Pride and gratitude for the soldiers, sailors, airmen and airwomen who have served their country has shone through at Dubbo's Anzac Day commemorations.
Applause rang out as veterans marched through the centre of the city mid-morning to the cenotaph in Victoria Park.
Generations of residents gathered there on the 100th anniversary of the first Anzac Day after the armistice that brought World War I to an end.
Captain Anthony Klenthis of the Royal Australian Navy returned to his home town to deliver the address.
He said they congregated to "pause and remember those who have served our country in war and in peace and to reflect on their sacrifice.
"One hundred years ago, the Anzac Day of 1919 would have been very different from the three Anzac Days that preceded it, although most of our soldiers and sailors were still awaiting transport to return back home to Australia," he said.
"By April 1919, the Armistice had been signed, peace had come at last and the killing and misery was at an end.
"Australia would have taken pride in what its soldiers had achieved, and the contribution they had made to the efforts of our allies.
"However, there would also be an immense sense of grief for those who would never be coming home, and the emotional battles that lay ahead for our returning soldiers and their families."
Captain Klenthis's career began in 1987 and on Australia Day he received the Conspicuous Service Cross for his work in the RAN, including deployment to places like Afghanistan, on Australia Day.
This year was an opportunity to consider the broader purpose of Anzac Day, he said.
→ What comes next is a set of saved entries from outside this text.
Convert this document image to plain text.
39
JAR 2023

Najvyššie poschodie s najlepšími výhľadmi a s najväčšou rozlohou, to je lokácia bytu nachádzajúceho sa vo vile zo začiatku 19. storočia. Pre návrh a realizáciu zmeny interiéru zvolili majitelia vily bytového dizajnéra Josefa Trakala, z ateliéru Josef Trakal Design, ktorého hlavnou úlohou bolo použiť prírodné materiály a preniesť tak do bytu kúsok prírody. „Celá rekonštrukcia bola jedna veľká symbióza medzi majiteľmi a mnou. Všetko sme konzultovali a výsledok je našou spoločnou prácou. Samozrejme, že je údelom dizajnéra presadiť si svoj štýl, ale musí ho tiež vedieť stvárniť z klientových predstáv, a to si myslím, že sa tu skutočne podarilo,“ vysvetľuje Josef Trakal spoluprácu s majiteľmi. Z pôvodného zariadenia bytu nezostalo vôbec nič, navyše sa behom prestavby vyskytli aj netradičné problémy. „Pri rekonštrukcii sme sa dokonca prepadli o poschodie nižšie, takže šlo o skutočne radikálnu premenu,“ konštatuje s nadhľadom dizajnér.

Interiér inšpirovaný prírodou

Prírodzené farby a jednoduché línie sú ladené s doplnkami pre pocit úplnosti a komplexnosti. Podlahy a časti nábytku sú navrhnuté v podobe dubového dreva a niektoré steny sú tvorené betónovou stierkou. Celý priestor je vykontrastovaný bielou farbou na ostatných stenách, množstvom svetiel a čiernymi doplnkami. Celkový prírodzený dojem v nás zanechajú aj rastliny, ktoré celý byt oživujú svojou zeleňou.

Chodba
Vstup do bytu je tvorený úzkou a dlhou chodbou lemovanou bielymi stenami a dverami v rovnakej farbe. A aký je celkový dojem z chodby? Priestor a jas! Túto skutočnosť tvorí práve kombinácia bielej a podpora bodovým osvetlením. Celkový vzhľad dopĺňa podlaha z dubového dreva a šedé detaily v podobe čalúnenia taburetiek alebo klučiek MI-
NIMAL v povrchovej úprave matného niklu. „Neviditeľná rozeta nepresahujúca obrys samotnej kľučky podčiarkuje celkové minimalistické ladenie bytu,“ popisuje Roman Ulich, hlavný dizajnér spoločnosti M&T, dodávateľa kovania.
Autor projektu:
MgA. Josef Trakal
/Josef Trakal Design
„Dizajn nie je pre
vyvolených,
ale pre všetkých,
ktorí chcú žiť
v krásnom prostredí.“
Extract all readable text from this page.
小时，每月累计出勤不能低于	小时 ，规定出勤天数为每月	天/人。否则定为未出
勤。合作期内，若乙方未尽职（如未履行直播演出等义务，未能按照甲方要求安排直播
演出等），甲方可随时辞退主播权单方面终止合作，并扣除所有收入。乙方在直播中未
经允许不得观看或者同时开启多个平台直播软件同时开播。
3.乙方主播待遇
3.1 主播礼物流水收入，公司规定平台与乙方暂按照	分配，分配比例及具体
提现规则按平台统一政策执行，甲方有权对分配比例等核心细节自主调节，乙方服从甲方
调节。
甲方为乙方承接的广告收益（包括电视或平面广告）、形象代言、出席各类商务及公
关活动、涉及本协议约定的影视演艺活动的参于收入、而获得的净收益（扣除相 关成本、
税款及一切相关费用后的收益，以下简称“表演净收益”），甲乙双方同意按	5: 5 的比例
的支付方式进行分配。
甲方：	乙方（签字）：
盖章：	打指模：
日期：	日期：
"Today, over 100 years after the First World War, we cannot fully appreciate the relief and grief our ancestors felt," he said.
"But we can take pride in the contribution of our defence force and what it continues to do on the world stage.
"We show our gratitude for the sacrifices of our first Anzacs and for the sailors, soldiers, airmen and airwomen who have continued to uphold the Anzac tradition."